Lunchtime Lecture Series: Stamps and Deaf Culture
Wednesday, October 24 from 12pm to 12:45pm
Admission: Free; no registration required
Event Link: https://postalmuseum.si.edu/visit/calendar.html
Come nerd out with us during your lunch break! Every third Wednesday of the month, the National Postal Museum hosts a short talk on an interesting topic by experts in their respective fields.
Join us for a very special talk with internationally-renowned philatelist, historian, and storyteller Kenneth S. Rothschild as he presents “Stamps and Deaf Culture.” Rothschild has built a profound stamp collection for more than 50 years; he had various countries and topics before delving into a subject to which Rothschild is closely tied. Since the 1980s, Rothschild has collected, studied, and analyzed the representation of deafness on postage stamps across the world.
A 1968 graduate of Gallaudet University, Rothschild played a key role in the issuance of the 1983 USPS 20¢ Thomas H. Gallaudet stamp. He also served as Chair of the “American Sign Language” Stamp Committee for the National Association of the Deaf, which culminated in two 29¢ se-tenant stamps issued by the United States Postal Service in 1993. As a published author and distinguished speaker at conferences, seminars, and special events, Rothschild has traveled as far as France to share his wealth of knowledge with audiences. Learn more about this multifaceted history from an expert at the National Postal Museum!
This ASL-interpreted lecture is hosted in partnership with the Smithsonian Accessibility Program and the Gallaudet University Museum.
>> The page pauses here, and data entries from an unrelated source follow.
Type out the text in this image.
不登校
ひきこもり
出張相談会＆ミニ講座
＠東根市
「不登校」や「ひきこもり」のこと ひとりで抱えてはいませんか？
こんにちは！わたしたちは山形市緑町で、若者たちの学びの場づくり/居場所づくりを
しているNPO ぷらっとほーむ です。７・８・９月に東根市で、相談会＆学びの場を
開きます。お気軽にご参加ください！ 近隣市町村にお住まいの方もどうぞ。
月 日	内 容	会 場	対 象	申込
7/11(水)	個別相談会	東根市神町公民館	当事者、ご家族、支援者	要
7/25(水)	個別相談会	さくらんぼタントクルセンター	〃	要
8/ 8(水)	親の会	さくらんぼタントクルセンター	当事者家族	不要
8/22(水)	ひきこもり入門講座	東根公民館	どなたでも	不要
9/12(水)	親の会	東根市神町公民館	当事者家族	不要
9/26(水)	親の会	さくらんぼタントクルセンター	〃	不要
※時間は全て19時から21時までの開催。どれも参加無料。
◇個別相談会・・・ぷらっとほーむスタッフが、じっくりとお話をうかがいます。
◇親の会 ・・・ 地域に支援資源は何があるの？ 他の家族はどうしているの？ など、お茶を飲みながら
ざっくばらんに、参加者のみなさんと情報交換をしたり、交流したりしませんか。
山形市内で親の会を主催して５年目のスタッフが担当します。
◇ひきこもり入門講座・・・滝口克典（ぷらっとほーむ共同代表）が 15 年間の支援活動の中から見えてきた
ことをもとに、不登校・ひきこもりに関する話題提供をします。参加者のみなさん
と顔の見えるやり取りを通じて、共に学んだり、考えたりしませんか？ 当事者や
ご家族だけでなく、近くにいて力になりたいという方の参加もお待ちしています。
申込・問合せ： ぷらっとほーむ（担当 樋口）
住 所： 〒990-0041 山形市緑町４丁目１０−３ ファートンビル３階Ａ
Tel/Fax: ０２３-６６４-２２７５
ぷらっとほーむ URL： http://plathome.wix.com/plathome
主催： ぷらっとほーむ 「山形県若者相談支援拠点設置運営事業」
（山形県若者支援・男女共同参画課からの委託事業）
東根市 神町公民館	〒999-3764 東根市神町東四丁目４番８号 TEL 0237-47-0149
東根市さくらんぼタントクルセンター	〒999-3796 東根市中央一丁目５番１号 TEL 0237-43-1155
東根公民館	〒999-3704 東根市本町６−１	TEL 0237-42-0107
The talk is followed by a Q&A session; coffee and desserts provided.
History After Hours Presents: Love and Death in the Great War
Wednesday, October 31 from 6pm to 8pm
Admission: Free; registration required
Event Link: https://www.eventbrite.com/e/history-after-hours
Join us for a special evening with Andrew J. Huebner, Associate Professor of History, University of Alabama and the author of “Love and Death in the Great War” (Oxford University Press, 2018) as we continue to commemorate the centennial of America’s involvement in World War I.
Americans of the Great War era often heard the tale of their nation’s intervention told as a love story. Fighting offered romance, and not just on the battlefield. It promised to stir “khaki-mad” passions in young women, bolster the romantic credibility of the doughboy, and cultivate national chivalric virtue. But this war story quickly crashed into the reality of experience. The daily lives of the Missourians Mae and Eliga Dees—visible through a full set of letters between the two while Eliga was fighting in Europe—suggests a different tale of war, one obscured by the passage of time and the romantic tones of American wartime culture. Doors open to the public at 6:00 pm; complimentary bar and light refreshments provided. Professor Huebner’s book will be available for purchase and signing after the talk. The talk starts at 6:20 pm; it is free to attend, but advance registration is requested.